Мама в детстве говорила: «Накормлю пощечинами», но никогда ими не кормила. И я вечно хохотала над этим обещанием.

— Таня, — звала она.

— Что, мама?

— Поди сюда.

— Зачем?

— Без объяснения причины.

— Сейчас, мама.

— Не сейчас, а сию минуту, а то накормлю пощечинами.

Тут я с хохотом являлась, требовала кормления пощечинами, и начиналась возня и визг…

Но вот теперь, в колонии, я получила настоящую, первую и последнюю (я надеюсь) за всю свою жизнь пощечину.

Если говорить точнее, то это была не настоящая пощечина, а просто шлепок по щеке. Мама меня шлепнула и, как мне казалось, ни за что.

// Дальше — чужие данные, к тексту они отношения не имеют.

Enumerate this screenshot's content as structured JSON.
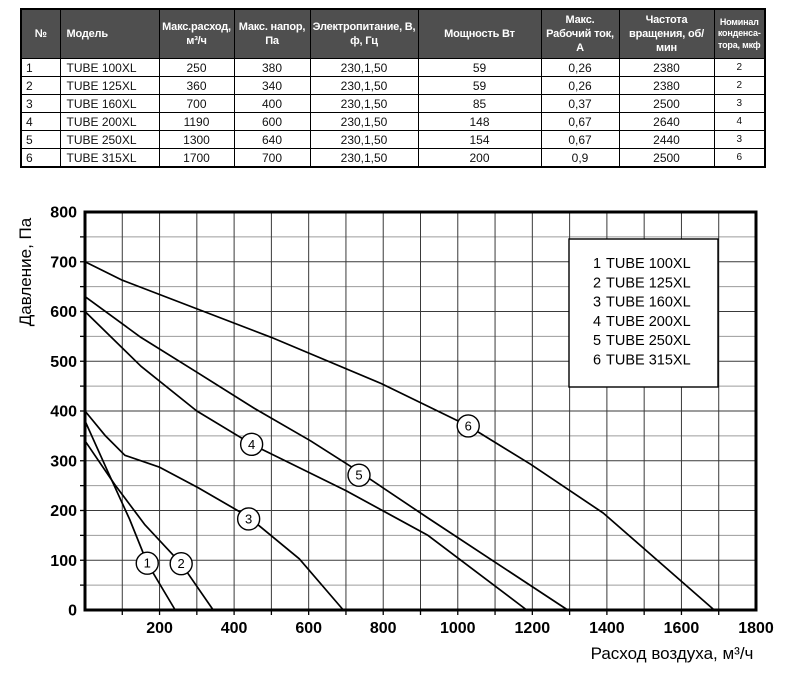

Получила я эту оплеуху в чулане, куда забилась, не желая танцевать венгерский танец перед Маргаритой Ивановной Гринчар, женой санаторского главврача. Эта милая женщина собственноручно сшила мне венгерский костюм, обшила его собственными блестками и монетками, а потом внезапно заболела и не могла быть на концерте. И вот теперь, поправившись, она пришла в колонию полюбоваться на творение рук своих. Девочки освободили место для танца, меня нарядили в венгерский костюм, Анна Павловна села за рояль, а я вдруг не захотела танцевать, — мне, видите ли, стало стыдно — и убежала в кладовку реветь и ломаться. Здесь настигла меня мама и привела в боевую готовность неожиданной, невиданной и оскорбительной оплеухой. Зареванная, с пылающей щекой (до сих пор чувствую, что это была левая) я вышла из кладовки и с трагическим видом протанцевала венгерский танец. Казалось бы, на этом дело кончилось, но оно только началось. Мама, видимо, не поняла, что я уже не та Таня, которую можно было «кормить пощечинами». Теперь от этого «кормления» из меня прыснуло во все стороны все дурное, что во мне было. Именно с этого момента я начала выкраивать жизнь по-своему.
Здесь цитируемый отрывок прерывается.